Ericsson has a telecom switch powered by Erlang, which has nine nines. Erlang makes such stuff as hot patching code easy.
Guinness world record...
I guess a sleeve-bearing belonging to a Hydropower plant generator was installed in 1897 and been working non-stop until 2007. But I can't find a link to it. (I'm guessing San Francisco too...)
How many nines could that be? For a MECHANICAL device? Shame on everything else...
Ow, memory fails...
(Please, help me find it. I want to find that article again.)
Well what can you do when you can't meet the 5 9's ?

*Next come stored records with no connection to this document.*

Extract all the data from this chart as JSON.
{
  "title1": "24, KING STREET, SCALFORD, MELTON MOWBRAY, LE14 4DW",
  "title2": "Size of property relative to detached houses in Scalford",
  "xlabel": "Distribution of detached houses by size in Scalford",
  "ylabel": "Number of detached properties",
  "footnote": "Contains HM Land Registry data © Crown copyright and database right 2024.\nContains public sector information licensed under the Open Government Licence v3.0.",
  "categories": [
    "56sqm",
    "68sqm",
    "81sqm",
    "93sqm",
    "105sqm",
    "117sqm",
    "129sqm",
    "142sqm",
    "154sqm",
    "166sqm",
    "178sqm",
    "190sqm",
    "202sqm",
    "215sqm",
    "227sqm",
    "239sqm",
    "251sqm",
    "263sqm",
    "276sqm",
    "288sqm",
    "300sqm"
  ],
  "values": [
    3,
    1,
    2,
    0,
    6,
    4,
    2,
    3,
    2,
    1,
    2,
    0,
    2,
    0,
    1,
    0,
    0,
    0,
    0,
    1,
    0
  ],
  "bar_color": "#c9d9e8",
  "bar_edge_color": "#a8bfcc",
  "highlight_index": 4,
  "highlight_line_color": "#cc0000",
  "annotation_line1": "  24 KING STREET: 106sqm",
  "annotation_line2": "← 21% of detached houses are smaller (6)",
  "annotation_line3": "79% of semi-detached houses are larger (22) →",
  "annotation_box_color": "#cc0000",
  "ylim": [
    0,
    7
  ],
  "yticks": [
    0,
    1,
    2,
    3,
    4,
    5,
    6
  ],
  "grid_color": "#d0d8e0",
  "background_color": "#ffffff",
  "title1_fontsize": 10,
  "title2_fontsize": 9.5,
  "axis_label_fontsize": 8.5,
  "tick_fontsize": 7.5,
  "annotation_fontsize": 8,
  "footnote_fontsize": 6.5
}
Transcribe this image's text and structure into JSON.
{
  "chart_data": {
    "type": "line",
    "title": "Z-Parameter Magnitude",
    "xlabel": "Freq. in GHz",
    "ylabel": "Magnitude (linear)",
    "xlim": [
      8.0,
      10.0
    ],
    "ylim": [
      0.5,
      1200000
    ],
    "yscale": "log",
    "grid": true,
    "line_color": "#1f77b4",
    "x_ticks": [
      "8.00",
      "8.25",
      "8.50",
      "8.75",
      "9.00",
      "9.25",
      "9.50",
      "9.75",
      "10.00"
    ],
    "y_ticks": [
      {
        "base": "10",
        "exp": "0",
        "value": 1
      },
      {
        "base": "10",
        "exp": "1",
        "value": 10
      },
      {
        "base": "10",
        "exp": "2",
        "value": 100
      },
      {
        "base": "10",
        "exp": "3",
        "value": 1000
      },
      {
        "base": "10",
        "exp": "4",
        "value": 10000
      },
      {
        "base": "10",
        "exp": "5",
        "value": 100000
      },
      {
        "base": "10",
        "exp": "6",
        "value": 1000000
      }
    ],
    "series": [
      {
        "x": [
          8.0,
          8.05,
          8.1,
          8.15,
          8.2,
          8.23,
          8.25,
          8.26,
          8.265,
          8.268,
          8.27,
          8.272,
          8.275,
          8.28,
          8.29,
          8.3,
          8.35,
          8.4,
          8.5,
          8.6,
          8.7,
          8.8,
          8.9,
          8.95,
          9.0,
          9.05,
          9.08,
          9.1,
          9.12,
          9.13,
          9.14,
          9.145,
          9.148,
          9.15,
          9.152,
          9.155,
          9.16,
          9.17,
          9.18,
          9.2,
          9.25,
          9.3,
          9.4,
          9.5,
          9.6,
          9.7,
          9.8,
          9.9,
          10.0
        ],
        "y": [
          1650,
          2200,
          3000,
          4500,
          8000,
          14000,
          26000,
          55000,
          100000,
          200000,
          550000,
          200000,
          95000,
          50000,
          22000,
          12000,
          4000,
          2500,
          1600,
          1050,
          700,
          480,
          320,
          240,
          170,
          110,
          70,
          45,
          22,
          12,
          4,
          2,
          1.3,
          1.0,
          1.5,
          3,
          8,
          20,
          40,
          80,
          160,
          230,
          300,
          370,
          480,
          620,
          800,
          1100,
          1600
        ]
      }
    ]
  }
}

Say it really isn't needed.
Like a lot of non IT people they do not have a slightist idea why they pay a night staff for. Where I work we come close at 4 9's . Night time is when all the batch work is done and there is a lot of it. One key thing that everyone forgets are backups. If you don't backup your data you are going to be in a lot of legal hassles the kind that the justice department (amoungst others) will shut your company down in record time. Do not ever try and argue with a FBI or SEC investigator they will have you in handcuffs faster than you can dial a lawyer. Oh yes and you must service your equipment and that is done usually at night when it has the least impact. Can you shut down a system while someone replaces say a disk drive or say a motherboard? Can you all say NO?